Wszyscy zwrócili uwagę na buty Błaszczaka. Tak pojechał do Białego Domu

Rafał Badowski
Wizyta Andrzeja Dudy w Waszyngtonie ma posłużyć prezydentowi jako trampolina do dobrego wyniku w pierwszej turze wyborów prezydenckich. Tymczasem nie wszystko poszło tak, jak się spodziewano.
Wielu internautów zwróciło uwagę na buty ministra Błaszczaka w Białym Domu. Fot. Jakub Szymczuk / KPRM
Media społecznościowe obiegło zdjęcie polskiej delegacji w Białym Domu. Na pamiątkowej fotografii widzimy prezydentów Trumpa i Dudę oraz między innymi prezydenckiego ministra Krzysztofa Szczerskiego czy ministra obrony narodowej Mariusza Błaszczaka. Internauci zwracają uwagę na to, że obuwie jednego z najważniejszych ministrów wydaje się nieco wysłużone.

"Skleiłem ostatnio taki model. Ładny prawda? PS fascynujący stan butów min. Błaszczaka" – skomentowała Dorota Zawadzka, czyli popularna Superniania.
"Powszechne było (a okazuje się, że jest) powiedzenie, że za granicą poznasz Polaka po butach" – komentował były ambasador Polski m.in. w Izraelu, Belgii i Luksemburgu Jan Wojciech Piekarski.


Postanowiliśmy dopytać byłego ambasadora o to, co konkretnie miał na myśli. – Jasno brązowe buty nie pasują do charakteru miejsca i okoliczności. Te były bardzo schodzone i nie widziały prawideł od dawna. Elegancja, to wiedzieć co i kiedy pasuje. Styl, to jest coś, co się ma lub nie. Tego się nawet w KSAP (Krajowej Szkole Administracji Publicznej - red.) nie nauczy. Tu zabrakło jednego i drugiego – skomentował Wojciech Piekarski w rozmowie z naTemat.

Czytaj także: "Gdy zostanę milionerem, kupię sobie samolot". W sieci kpią z paska informacyjnego TVP Info

Po wizycie Andrzeja Dudy zwrócono także uwagę na pasek informacyjny TVP Info. Prezydent ujawnił po spotkaniu z Donaldem Trumpem, że poprosił polskich i amerykańskich naukowców o zintensyfikowanie prac nad lekiem i szczepionką na koronawirusa. Na to odpowiednio zareagowała telewizja publiczna, z której paska informacyjnego kpią użytkownicy mediów społecznościowych. "Polska dostanie z USA lek na covid-19, gdy tylko on powstanie" – przeczytaliśmy w TVP Info.

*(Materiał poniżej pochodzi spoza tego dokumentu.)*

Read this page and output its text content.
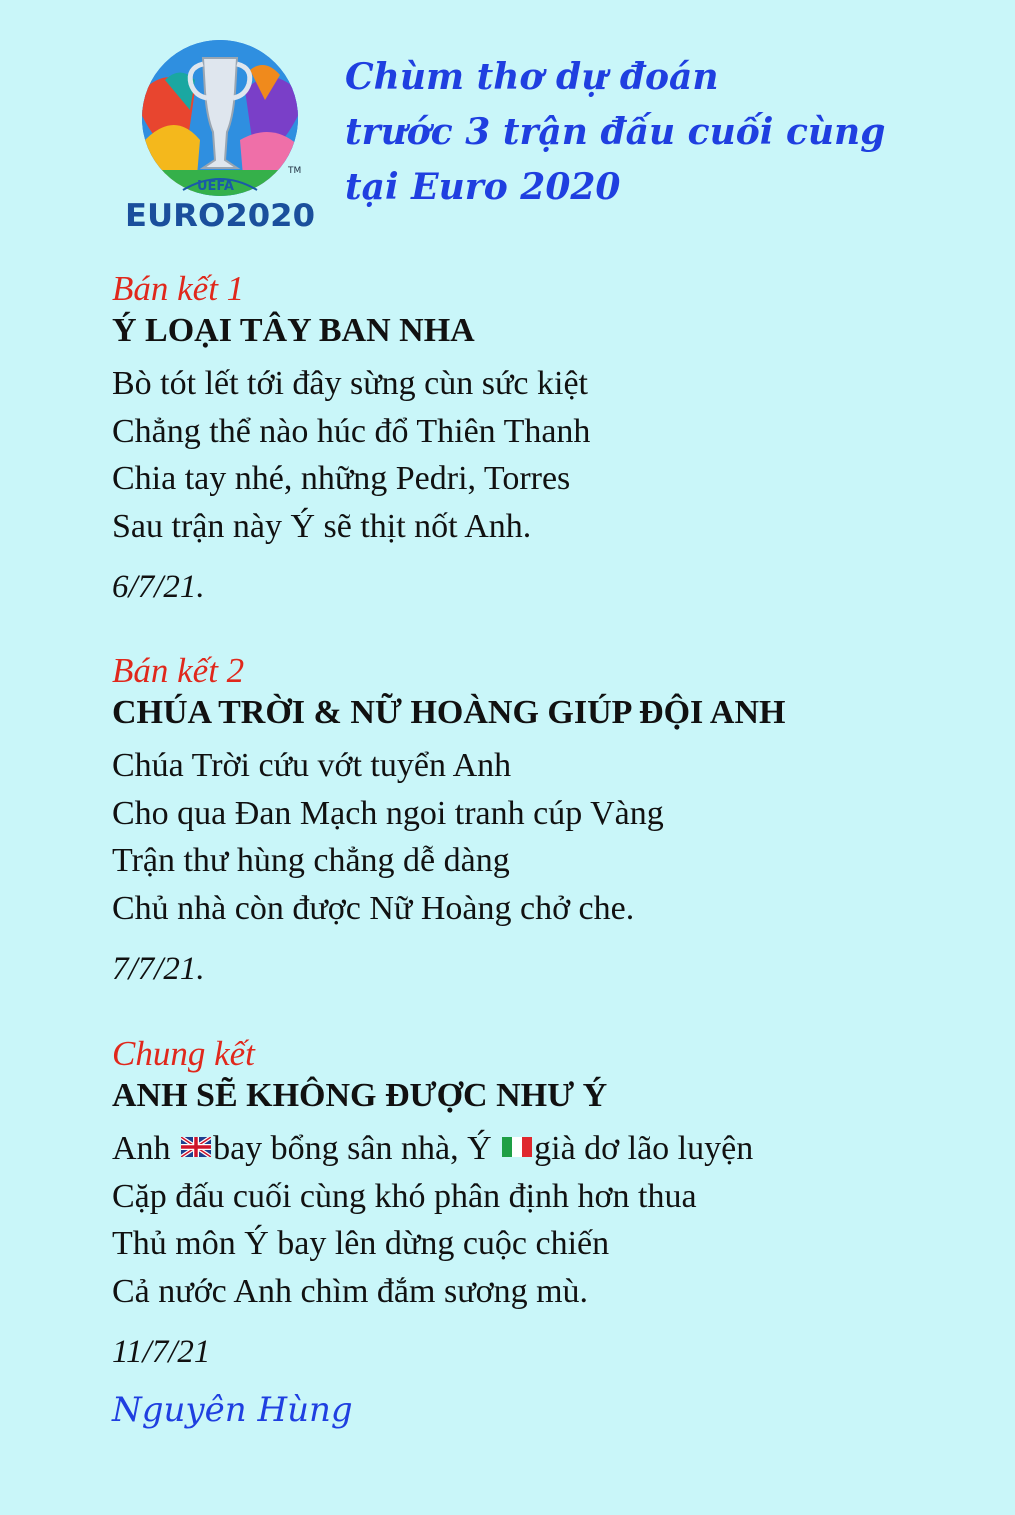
TM
UEFA
EURO2020
Chùm thơ dự đoán
trước 3 trận đấu cuối cùng
tại Euro 2020
Bán kết 1
Ý LOẠI TÂY BAN NHA
Bò tót lết tới đây sừng cùn sức kiệt
Chẳng thể nào húc đổ Thiên Thanh
Chia tay nhé, những Pedri, Torres
Sau trận này Ý sẽ thịt nốt Anh.
6/7/21.
Bán kết 2
CHÚA TRỜI & NỮ HOÀNG GIÚP ĐỘI ANH
Chúa Trời cứu vớt tuyển Anh
Cho qua Đan Mạch ngoi tranh cúp Vàng
Trận thư hùng chẳng dễ dàng
Chủ nhà còn được Nữ Hoàng chở che.
7/7/21.
Chung kết
ANH SẼ KHÔNG ĐƯỢC NHƯ Ý
Anh bay bổng sân nhà, Ý già dơ lão luyện
Cặp đấu cuối cùng khó phân định hơn thua
Thủ môn Ý bay lên dừng cuộc chiến
Cả nước Anh chìm đắm sương mù.
11/7/21
Nguyên Hùng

Niektórzy zauważyli mowę ciała Donalda Trumpa, która mogła wskazywać na przykład na lekceważenie Andrzeja Dudy.

Daria Domaradzka-Guzik wyliczyła gesty Donalda Trumpa, które – jej zdaniem – mogą oznaczać sygnały wyższości, zbytniej pewności siebie, a czasem wręcz ignorancji. "Zamknięta postawa, splatanie ramion, brak lub ograniczony kontakt wzrokowy z rozmówcą, grymas zamiast uśmiechu i rozbieżność w ekspresji" – wyliczyła ekspertka.